Your project should be written using the R Markdown template, so that all R code, output, and plots will be automatically included in your write up.
Download the template for the proposal:
download.file("http://www.stat.duke.edu/~cr173/Sta102_Su16/Project/sta102_project.Rmd",
destfile = "sta101_project.Rmd")
Your write up for each part should not exceed 4 pages including figures. View a print preview to determine length.
You can hide your code in the output by adding the option echo = FALSE
in your R chunks. This will help save space. Note that your code will still be evaluated for grading purposes (we’ll be able to see it in your Rmd file).
Each part is worth 50 points.
A general breakdown of grading is as follows:
90%-100% - Outstanding effort. Student understands how to apply all statistical concepts, can put the results into a cogent argument, can identify weaknesses in the argument, and can clearly communicate the results to others.
80%-89% - Good effort. Student understands most of the concepts, puts together an adequate argument, identifies some weaknesses of their argument, and communicates most results clearly to others.
70%-79% - Passing effort. Student has misunderstanding of concepts in several areas, has some trouble putting results together in a cogent argument, and communication of results is sometimes unclear.
60%-69% - Struggling effort. Student is making some effort, but has misunderstanding of many concepts and is unable to put together a cogent argument. Communication of results is unclear.
Below 60% - Student is not making a sufficient effort.
The following will result in deductions:
You may not discuss this project in any way with anyone outside your team, besides the professor and TAs. Failure to abide by this policy will result in a 0 for all teams involved.

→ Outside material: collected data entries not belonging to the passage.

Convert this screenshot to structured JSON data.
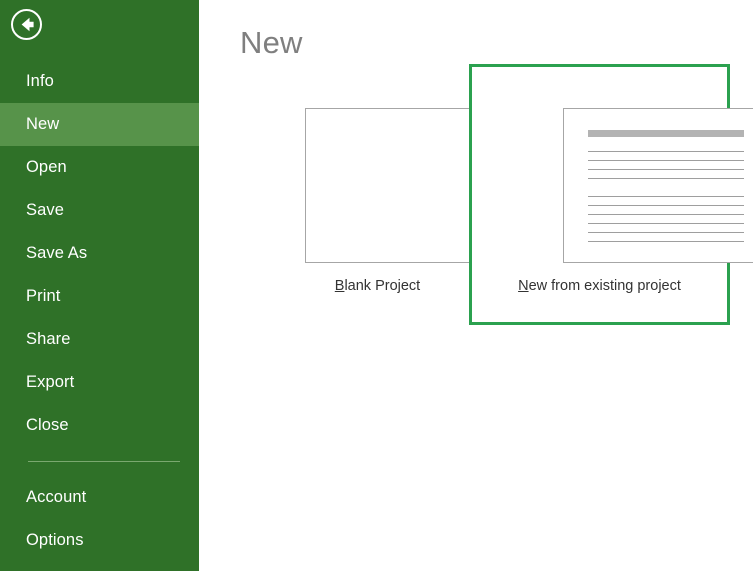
{
  "window": {
    "app_accent_color": "#2f7128",
    "selection_color": "#2ba14f"
  },
  "sidebar": {
    "back_button": {
      "name": "back-arrow-icon",
      "label": "Back"
    },
    "items": [
      {
        "label": "Info",
        "selected": false,
        "divider_before": false
      },
      {
        "label": "New",
        "selected": true,
        "divider_before": false
      },
      {
        "label": "Open",
        "selected": false,
        "divider_before": false
      },
      {
        "label": "Save",
        "selected": false,
        "divider_before": false
      },
      {
        "label": "Save As",
        "selected": false,
        "divider_before": false
      },
      {
        "label": "Print",
        "selected": false,
        "divider_before": false
      },
      {
        "label": "Share",
        "selected": false,
        "divider_before": false
      },
      {
        "label": "Export",
        "selected": false,
        "divider_before": false
      },
      {
        "label": "Close",
        "selected": false,
        "divider_before": false
      },
      {
        "label": "Account",
        "selected": false,
        "divider_before": true
      },
      {
        "label": "Options",
        "selected": false,
        "divider_before": false
      }
    ]
  },
  "main": {
    "title": "New",
    "templates": [
      {
        "id": "blank",
        "accel": "B",
        "caption_rest": "lank Project",
        "caption_full": "Blank Project",
        "selected": false,
        "thumb_type": "empty"
      },
      {
        "id": "existing",
        "accel": "N",
        "caption_rest": "ew from existing project",
        "caption_full": "New from existing project",
        "selected": true,
        "thumb_type": "document-preview"
      }
    ]
  },
  "thumbnail_preview": {
    "header_bar": true,
    "group_one_lines": 4,
    "group_two_lines": 6
  }
}
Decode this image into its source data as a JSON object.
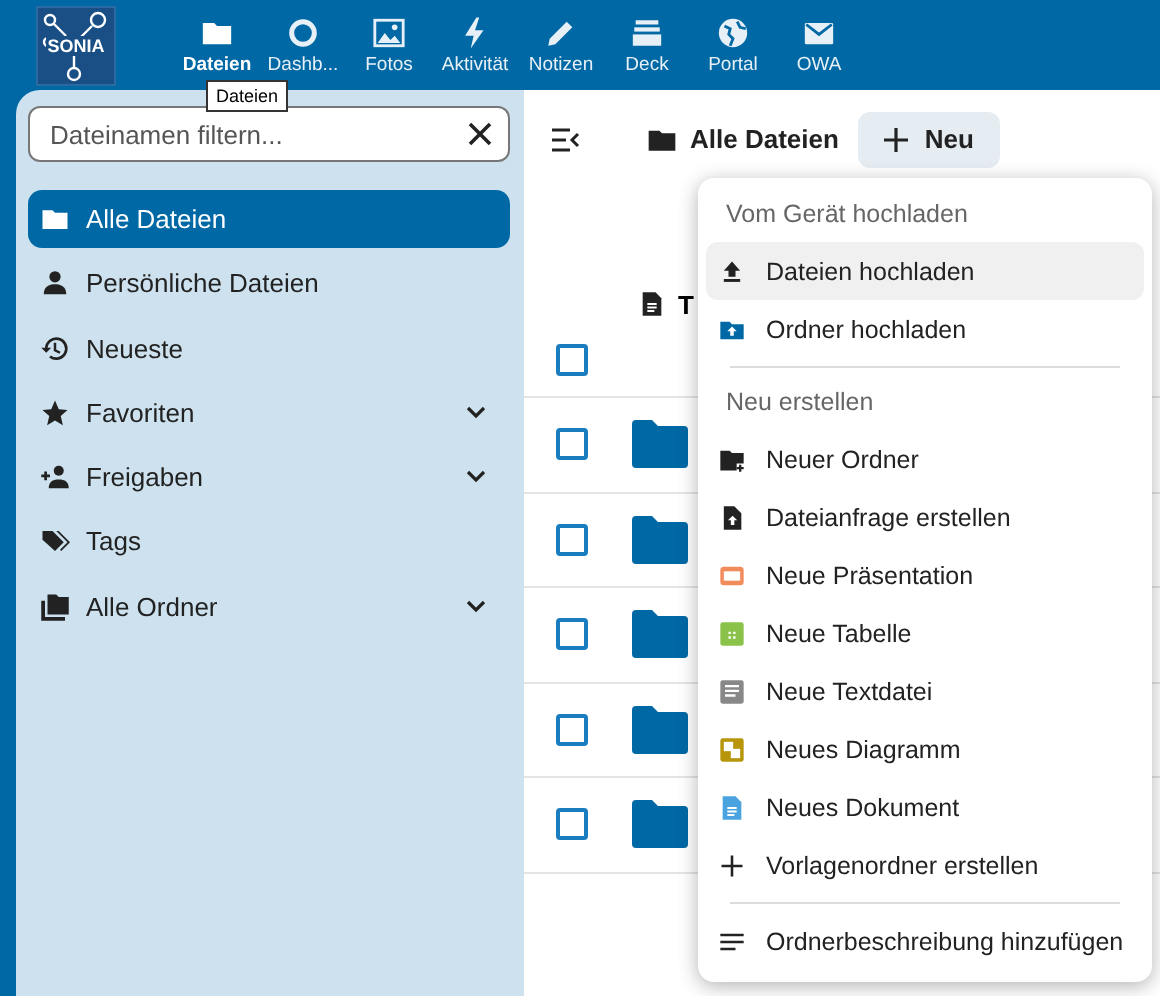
{
  "header": {
    "logo": "SONIA",
    "apps": [
      {
        "label": "Dateien",
        "kind": "folder",
        "selected": true
      },
      {
        "label": "Dashb...",
        "kind": "circle",
        "selected": false
      },
      {
        "label": "Fotos",
        "kind": "image",
        "selected": false
      },
      {
        "label": "Aktivität",
        "kind": "bolt",
        "selected": false
      },
      {
        "label": "Notizen",
        "kind": "pencil",
        "selected": false
      },
      {
        "label": "Deck",
        "kind": "deck",
        "selected": false
      },
      {
        "label": "Portal",
        "kind": "globe",
        "selected": false
      },
      {
        "label": "OWA",
        "kind": "mail",
        "selected": false
      }
    ],
    "tooltip": "Dateien"
  },
  "sidebar": {
    "filter": {
      "placeholder": "Dateinamen filtern..."
    },
    "items": [
      {
        "label": "Alle Dateien",
        "kind": "folder",
        "selected": true,
        "collapsible": false
      },
      {
        "label": "Persönliche Dateien",
        "kind": "person",
        "selected": false,
        "collapsible": false
      },
      {
        "label": "Neueste",
        "kind": "history",
        "selected": false,
        "collapsible": false
      },
      {
        "label": "Favoriten",
        "kind": "star",
        "selected": false,
        "collapsible": true
      },
      {
        "label": "Freigaben",
        "kind": "share",
        "selected": false,
        "collapsible": true
      },
      {
        "label": "Tags",
        "kind": "tag",
        "selected": false,
        "collapsible": false
      },
      {
        "label": "Alle Ordner",
        "kind": "folders",
        "selected": false,
        "collapsible": true
      }
    ]
  },
  "main": {
    "breadcrumb": "Alle Dateien",
    "new_button": "Neu",
    "column_header": "T",
    "header_checkbox": {
      "checked": false
    },
    "rows": [
      {
        "checked": false
      },
      {
        "checked": false
      },
      {
        "checked": false
      },
      {
        "checked": false
      },
      {
        "checked": false
      }
    ]
  },
  "menu": {
    "sections": [
      {
        "heading": "Vom Gerät hochladen",
        "items": [
          {
            "label": "Dateien hochladen",
            "kind": "upload",
            "highlighted": true
          },
          {
            "label": "Ordner hochladen",
            "kind": "folder-upload",
            "highlighted": false
          }
        ]
      },
      {
        "heading": "Neu erstellen",
        "items": [
          {
            "label": "Neuer Ordner",
            "kind": "folder-plus",
            "highlighted": false
          },
          {
            "label": "Dateianfrage erstellen",
            "kind": "file-upload",
            "highlighted": false
          },
          {
            "label": "Neue Präsentation",
            "kind": "presentation",
            "highlighted": false
          },
          {
            "label": "Neue Tabelle",
            "kind": "spreadsheet",
            "highlighted": false
          },
          {
            "label": "Neue Textdatei",
            "kind": "text",
            "highlighted": false
          },
          {
            "label": "Neues Diagramm",
            "kind": "diagram",
            "highlighted": false
          },
          {
            "label": "Neues Dokument",
            "kind": "document",
            "highlighted": false
          },
          {
            "label": "Vorlagenordner erstellen",
            "kind": "plus",
            "highlighted": false
          }
        ]
      },
      {
        "items": [
          {
            "label": "Ordnerbeschreibung hinzufügen",
            "kind": "lines",
            "highlighted": false
          }
        ]
      }
    ]
  }
}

This project is an opportunity to apply what you have learned about descriptive statistics, graphical methods, correlation and regression, and hypothesis testing and confidence intervals.
The goal is not to do an exhaustive data analysis i.e., do not calculate every statistic and procedure you have learned for every variable, but rather to show that you are proficient at using R at a basic level and that you are proficient at interpreting and presenting the results.
You might consider critiquing your own method, such as issues pertaining to the reliability of the data and the appropriateness of the statistical analysis you used within the context of this specific data set.